Kepala UPT Damkar Kuningan, Andri Arga Kusuma, menjelaskan bahwa insiden ini bermula saat anggota Satpol PP Kuningan, Yoyon Suryono, menemukan pria tersebut di depan gerbang Kantor Setda Kabupaten Kuningan sekitar pukul 09.00 WIB. Saat ditemukan, kondisi jari pria asal Brebes itu sudah membengkak dan mengalami luka serius akibat lilitan logam dan karet tersebut.
SCROLL TO CONTINUE WITH CONTENT
Khawatir kondisi luka semakin memburuk, Yoyon segera membawa ODGJ tersebut ke Kantor Damkar Kuningan untuk mendapatkan pertolongan darurat.
"Pelapor kemudian melihat bahwa pada jari manis dan jari telunjuk tangan kiri ODGJ terdapat as laher roda, serta pada jari telunjuk tangan kanan terdapat karet bal joint yang sulit dilepas dan kondisi jari sudah luka.
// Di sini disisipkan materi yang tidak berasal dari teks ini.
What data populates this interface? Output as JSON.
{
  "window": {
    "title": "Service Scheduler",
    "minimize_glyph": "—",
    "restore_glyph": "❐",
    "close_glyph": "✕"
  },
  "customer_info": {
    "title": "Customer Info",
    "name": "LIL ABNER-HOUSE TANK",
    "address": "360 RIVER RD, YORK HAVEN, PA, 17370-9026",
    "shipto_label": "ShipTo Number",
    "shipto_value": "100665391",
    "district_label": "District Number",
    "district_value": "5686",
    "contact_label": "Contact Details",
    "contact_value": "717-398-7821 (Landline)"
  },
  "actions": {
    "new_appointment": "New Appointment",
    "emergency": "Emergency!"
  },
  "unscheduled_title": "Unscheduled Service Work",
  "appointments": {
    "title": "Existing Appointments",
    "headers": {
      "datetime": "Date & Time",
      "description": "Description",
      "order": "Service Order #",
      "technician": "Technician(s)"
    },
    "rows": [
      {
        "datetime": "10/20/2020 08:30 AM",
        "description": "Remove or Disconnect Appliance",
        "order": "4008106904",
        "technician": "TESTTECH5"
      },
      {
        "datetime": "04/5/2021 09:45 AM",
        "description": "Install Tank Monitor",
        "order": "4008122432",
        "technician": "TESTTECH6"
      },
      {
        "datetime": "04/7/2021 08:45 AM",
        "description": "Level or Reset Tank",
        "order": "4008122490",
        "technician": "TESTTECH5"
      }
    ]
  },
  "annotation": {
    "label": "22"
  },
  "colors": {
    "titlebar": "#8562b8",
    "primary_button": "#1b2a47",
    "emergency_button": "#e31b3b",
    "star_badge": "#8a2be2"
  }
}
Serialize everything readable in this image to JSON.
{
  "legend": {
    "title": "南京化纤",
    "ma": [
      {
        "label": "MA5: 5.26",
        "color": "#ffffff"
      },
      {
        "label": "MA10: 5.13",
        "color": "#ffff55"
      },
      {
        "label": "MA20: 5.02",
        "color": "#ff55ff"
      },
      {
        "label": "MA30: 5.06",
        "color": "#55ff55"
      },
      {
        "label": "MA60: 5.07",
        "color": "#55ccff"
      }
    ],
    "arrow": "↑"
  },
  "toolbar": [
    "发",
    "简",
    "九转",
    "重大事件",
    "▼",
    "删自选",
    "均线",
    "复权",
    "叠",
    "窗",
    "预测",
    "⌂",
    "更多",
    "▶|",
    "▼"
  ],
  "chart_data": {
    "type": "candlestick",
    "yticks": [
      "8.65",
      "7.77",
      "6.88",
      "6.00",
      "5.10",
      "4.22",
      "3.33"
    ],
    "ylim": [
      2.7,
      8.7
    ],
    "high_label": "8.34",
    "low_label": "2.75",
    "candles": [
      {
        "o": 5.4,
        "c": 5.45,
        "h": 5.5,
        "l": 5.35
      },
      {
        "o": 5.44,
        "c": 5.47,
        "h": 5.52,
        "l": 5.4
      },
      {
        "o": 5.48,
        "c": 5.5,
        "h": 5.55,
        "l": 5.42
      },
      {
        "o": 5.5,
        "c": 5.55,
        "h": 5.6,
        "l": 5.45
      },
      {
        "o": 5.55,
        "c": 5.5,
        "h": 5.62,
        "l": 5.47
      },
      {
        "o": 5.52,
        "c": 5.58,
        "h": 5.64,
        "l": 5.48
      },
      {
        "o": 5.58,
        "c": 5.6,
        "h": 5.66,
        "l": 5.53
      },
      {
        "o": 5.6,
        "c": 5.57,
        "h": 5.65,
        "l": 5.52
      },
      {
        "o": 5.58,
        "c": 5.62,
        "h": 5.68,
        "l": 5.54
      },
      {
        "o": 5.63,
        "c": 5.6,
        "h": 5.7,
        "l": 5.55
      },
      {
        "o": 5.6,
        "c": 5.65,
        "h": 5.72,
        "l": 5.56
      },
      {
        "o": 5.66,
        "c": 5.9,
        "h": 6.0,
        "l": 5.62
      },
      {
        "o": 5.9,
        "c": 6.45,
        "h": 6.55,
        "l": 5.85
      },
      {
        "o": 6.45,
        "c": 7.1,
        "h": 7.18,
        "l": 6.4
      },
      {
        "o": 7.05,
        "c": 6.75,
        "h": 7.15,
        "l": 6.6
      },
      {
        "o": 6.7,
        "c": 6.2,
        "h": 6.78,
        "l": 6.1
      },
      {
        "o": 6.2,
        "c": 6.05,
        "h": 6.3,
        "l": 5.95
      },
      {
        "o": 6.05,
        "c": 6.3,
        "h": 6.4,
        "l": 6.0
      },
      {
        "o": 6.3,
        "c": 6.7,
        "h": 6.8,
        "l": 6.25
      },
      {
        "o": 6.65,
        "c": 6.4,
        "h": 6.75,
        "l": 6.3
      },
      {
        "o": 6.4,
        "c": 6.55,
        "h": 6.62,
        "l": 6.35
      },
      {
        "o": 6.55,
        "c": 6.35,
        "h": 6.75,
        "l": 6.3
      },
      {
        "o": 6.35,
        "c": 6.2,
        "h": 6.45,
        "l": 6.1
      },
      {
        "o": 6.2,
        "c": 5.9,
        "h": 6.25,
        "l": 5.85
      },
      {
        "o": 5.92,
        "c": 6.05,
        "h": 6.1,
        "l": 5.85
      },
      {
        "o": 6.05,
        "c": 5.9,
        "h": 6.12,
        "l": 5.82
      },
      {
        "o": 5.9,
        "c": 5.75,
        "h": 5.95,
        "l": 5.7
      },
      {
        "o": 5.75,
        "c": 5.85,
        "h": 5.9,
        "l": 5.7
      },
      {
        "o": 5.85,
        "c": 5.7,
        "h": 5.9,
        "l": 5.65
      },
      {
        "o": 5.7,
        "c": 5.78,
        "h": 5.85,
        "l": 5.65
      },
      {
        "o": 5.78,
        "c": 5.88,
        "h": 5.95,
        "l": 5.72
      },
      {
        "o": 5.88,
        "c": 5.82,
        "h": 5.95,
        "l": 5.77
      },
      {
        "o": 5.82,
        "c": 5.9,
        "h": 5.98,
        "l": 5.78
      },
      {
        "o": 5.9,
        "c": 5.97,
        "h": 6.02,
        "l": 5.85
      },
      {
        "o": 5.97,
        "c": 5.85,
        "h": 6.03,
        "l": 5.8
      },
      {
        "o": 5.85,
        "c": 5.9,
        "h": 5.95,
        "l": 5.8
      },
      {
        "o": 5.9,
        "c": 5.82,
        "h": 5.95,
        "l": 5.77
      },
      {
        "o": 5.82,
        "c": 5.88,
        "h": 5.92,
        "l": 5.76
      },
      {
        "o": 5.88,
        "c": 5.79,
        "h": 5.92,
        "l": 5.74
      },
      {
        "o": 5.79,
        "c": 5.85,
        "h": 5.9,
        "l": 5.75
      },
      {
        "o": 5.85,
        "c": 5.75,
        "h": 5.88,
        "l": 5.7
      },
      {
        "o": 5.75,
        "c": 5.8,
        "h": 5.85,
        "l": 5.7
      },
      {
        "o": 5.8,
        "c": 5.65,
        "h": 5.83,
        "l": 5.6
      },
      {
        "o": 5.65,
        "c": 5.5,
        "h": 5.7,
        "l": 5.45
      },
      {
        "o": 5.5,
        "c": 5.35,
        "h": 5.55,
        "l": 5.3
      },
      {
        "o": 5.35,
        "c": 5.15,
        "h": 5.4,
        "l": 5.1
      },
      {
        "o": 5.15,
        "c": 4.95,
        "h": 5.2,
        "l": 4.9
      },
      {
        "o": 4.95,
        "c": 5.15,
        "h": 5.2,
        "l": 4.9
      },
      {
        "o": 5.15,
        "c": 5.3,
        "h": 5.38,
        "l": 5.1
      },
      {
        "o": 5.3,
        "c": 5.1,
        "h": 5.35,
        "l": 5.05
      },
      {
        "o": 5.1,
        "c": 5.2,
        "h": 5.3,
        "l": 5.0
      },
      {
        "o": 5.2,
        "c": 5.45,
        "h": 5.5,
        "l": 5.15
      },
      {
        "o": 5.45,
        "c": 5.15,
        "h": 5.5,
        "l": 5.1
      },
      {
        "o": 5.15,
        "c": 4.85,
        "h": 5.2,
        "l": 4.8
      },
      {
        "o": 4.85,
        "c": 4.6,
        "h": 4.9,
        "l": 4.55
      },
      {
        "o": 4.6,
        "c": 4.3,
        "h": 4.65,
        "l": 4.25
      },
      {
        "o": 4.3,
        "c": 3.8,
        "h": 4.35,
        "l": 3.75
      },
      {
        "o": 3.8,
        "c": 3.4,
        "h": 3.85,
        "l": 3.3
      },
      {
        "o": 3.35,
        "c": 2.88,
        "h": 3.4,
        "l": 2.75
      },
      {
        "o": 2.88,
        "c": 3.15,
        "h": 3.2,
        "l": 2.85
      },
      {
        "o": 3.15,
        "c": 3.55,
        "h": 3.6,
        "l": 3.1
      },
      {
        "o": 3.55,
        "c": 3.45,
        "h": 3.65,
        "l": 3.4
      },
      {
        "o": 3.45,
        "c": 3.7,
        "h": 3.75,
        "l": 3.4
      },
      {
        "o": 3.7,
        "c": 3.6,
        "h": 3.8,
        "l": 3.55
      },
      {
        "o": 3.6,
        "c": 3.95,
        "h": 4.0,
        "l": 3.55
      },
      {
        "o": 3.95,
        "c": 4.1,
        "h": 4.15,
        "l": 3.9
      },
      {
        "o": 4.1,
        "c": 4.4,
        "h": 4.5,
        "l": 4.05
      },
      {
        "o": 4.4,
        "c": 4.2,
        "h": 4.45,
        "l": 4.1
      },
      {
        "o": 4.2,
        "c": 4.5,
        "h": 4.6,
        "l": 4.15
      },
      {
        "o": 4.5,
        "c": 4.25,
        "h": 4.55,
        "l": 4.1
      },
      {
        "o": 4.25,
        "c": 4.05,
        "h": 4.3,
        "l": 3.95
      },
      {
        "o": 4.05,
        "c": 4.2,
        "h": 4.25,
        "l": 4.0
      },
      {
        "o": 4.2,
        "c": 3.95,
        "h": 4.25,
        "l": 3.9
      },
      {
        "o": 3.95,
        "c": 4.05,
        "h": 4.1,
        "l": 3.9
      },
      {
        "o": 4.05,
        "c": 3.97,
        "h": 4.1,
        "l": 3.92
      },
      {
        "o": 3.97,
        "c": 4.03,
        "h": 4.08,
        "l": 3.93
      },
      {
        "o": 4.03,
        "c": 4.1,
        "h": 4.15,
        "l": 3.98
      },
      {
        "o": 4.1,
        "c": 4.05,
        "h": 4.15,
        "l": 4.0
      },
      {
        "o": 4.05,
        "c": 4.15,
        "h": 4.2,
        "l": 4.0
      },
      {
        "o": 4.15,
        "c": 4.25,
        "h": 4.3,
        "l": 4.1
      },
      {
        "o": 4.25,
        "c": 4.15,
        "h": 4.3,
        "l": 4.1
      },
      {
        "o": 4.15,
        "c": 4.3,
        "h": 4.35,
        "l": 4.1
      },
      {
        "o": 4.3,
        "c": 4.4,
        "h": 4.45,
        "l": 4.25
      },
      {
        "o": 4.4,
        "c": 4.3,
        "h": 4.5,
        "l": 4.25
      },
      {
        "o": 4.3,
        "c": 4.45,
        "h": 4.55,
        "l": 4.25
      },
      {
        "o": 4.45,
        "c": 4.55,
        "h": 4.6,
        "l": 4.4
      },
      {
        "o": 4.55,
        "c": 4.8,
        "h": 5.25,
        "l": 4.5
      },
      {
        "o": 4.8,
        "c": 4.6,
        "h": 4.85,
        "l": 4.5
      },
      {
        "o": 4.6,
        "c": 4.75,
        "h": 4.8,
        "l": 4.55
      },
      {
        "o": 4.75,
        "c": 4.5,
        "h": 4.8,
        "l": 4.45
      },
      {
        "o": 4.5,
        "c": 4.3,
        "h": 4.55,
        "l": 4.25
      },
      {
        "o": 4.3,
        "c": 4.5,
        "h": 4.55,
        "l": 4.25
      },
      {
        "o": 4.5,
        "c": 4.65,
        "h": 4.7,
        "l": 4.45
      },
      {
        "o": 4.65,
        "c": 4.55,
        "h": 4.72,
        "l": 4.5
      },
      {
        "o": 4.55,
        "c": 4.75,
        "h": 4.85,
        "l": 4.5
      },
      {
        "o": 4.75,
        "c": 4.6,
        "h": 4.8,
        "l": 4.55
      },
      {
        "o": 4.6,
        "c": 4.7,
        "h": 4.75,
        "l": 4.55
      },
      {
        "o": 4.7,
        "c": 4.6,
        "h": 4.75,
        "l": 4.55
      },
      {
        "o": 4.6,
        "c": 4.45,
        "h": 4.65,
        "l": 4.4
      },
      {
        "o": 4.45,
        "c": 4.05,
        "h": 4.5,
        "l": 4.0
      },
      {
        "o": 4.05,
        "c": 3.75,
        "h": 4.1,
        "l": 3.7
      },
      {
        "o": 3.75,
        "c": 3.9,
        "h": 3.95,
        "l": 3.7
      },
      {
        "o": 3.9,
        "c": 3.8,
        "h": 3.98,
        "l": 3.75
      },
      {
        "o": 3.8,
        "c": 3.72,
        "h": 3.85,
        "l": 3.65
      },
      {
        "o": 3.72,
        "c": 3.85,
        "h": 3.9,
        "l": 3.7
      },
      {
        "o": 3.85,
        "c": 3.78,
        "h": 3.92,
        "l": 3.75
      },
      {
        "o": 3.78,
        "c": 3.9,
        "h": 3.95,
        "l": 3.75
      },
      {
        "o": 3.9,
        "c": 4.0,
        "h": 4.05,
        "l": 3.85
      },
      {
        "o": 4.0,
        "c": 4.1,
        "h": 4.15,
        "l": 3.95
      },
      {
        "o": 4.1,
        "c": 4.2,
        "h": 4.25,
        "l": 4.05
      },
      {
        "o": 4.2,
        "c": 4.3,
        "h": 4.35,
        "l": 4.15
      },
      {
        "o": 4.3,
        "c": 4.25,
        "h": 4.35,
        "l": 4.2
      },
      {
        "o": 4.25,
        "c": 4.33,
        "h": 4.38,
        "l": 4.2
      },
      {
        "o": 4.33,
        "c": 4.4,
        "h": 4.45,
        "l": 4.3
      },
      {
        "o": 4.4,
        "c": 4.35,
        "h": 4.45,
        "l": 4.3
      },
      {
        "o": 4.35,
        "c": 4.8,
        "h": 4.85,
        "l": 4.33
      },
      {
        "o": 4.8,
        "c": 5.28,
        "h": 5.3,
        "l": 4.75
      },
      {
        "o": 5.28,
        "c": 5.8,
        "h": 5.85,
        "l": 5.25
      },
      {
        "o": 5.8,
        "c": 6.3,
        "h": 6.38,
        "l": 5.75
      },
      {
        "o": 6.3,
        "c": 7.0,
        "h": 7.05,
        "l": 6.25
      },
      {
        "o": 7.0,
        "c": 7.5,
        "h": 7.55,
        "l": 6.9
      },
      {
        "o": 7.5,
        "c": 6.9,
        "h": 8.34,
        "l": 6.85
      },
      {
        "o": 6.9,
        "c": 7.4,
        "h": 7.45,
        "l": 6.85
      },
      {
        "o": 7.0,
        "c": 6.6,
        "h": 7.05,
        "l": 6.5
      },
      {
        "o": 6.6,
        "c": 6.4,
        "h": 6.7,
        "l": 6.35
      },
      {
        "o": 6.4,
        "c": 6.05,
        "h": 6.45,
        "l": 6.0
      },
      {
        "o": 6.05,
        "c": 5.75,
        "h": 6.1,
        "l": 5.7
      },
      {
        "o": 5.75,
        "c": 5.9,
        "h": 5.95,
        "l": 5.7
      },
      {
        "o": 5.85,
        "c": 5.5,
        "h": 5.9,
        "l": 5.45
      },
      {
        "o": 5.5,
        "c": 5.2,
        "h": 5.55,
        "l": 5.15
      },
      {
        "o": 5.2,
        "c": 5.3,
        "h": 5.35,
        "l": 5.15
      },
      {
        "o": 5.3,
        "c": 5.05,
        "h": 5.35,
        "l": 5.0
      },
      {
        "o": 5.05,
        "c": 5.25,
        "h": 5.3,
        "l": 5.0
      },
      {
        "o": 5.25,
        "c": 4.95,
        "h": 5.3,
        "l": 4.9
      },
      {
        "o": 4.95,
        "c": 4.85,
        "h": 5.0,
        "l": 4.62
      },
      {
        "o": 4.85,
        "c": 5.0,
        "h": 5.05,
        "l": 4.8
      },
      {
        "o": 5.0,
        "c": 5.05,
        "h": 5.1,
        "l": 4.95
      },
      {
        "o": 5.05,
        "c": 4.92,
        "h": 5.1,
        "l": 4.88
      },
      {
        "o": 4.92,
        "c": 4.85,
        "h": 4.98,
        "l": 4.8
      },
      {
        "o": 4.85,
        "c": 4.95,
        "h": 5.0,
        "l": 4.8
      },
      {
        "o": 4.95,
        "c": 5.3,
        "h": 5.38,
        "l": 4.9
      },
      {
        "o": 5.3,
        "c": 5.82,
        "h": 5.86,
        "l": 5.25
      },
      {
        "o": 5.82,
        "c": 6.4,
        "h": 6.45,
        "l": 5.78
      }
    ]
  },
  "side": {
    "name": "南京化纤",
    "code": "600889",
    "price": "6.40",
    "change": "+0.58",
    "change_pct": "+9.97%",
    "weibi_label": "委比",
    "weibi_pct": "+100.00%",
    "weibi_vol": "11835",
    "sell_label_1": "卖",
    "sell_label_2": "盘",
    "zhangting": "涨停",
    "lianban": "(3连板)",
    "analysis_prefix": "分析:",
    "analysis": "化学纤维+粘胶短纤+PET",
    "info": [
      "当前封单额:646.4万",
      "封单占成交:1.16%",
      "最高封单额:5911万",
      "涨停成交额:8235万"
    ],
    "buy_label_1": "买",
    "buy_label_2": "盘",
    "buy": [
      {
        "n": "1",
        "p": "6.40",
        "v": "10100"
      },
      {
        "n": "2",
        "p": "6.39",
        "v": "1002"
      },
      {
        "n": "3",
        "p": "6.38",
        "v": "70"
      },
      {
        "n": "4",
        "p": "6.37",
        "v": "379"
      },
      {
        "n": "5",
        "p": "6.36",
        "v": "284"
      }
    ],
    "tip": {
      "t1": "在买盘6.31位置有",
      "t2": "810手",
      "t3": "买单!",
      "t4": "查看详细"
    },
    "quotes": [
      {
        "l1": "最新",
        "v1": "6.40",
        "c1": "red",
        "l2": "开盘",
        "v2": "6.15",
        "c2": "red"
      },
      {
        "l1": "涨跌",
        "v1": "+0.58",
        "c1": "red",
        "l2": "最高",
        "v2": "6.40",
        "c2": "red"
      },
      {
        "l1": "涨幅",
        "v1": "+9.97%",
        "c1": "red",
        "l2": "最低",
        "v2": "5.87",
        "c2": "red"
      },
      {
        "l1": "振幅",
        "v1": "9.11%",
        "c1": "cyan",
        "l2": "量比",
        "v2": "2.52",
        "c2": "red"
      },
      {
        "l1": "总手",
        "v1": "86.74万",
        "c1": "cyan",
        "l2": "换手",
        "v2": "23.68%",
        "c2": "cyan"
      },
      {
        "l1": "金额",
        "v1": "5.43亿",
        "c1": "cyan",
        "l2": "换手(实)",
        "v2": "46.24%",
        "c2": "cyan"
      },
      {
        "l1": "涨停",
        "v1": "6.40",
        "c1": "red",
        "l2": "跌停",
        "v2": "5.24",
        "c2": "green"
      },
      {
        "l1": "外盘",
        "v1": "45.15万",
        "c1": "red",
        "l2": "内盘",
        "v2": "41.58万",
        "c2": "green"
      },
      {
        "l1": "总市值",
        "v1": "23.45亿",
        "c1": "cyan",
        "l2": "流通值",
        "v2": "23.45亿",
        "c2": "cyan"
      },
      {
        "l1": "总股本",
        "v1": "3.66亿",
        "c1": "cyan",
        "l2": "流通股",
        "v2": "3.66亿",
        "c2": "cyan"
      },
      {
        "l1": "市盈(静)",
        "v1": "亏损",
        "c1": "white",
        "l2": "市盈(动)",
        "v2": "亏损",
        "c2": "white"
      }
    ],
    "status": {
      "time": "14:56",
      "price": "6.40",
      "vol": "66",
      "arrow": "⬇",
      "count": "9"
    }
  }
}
Dikhawatirkan akan bertambah parah, maka pelapor menghubungi Pemadam Kebakaran Satuan Polisi Pamong Praja untuk meminta mengevakuasinya," tutur Arga, Selasa (18/8/2026).
Setibanya di lokasi, tiga personel Damkar dikerahkan untuk memotong material tebal tersebut menggunakan alat pemotong khusus. Meski pria tersebut bersikap tenang dan kooperatif, petugas tetap ekstra waspada dalam bekerja karena luka pada jari korban sudah cukup dalam.
"Penanganannya langsung pelepasan 2 buah as laher roda dan satu buah karet bal joint motor di jari ODGJ warga Kabupaten Brebes.Dikarenakan bahan yang cukup tebal dan terdapat luka di jari ODGJ, maka petugas harus extra hati-hati dalam penanganan tersebut. Kebetulan orangnya kalau diajak ngobrol nyambung dan waktu dilepas cincinnya dia diam tidak berontak," tutur Arga.
Setelah satu jam proses pemotongan yang presisi, seluruh onderdil berhasil dilepaskan pada pukul 10.36 WIB. Meski evakuasi tuntas, jari korban mengalami pembengkakan hebat dan luka terbuka akibat tekanan benda asing dalam waktu yang diduga cukup lama. Arga menegaskan bahwa pihaknya berkomitmen memberikan pelayanan kepada siapa pun yang membutuhkan bantuan tanpa pandang bulu.
"Belum diketahui berapa lamanya, namun kondisi jarinya sudah pada bengkak bahkan ada satu jari kulitnya sudah mengelupas dan berdarah.Jika tidak segera di evakuasi dikhawatirkan akan terjadi infeksi. Sering sih nggak, tapi suka ada ODGJ yang datang. Tapi Damkar tetap menangani," pungkas Arga.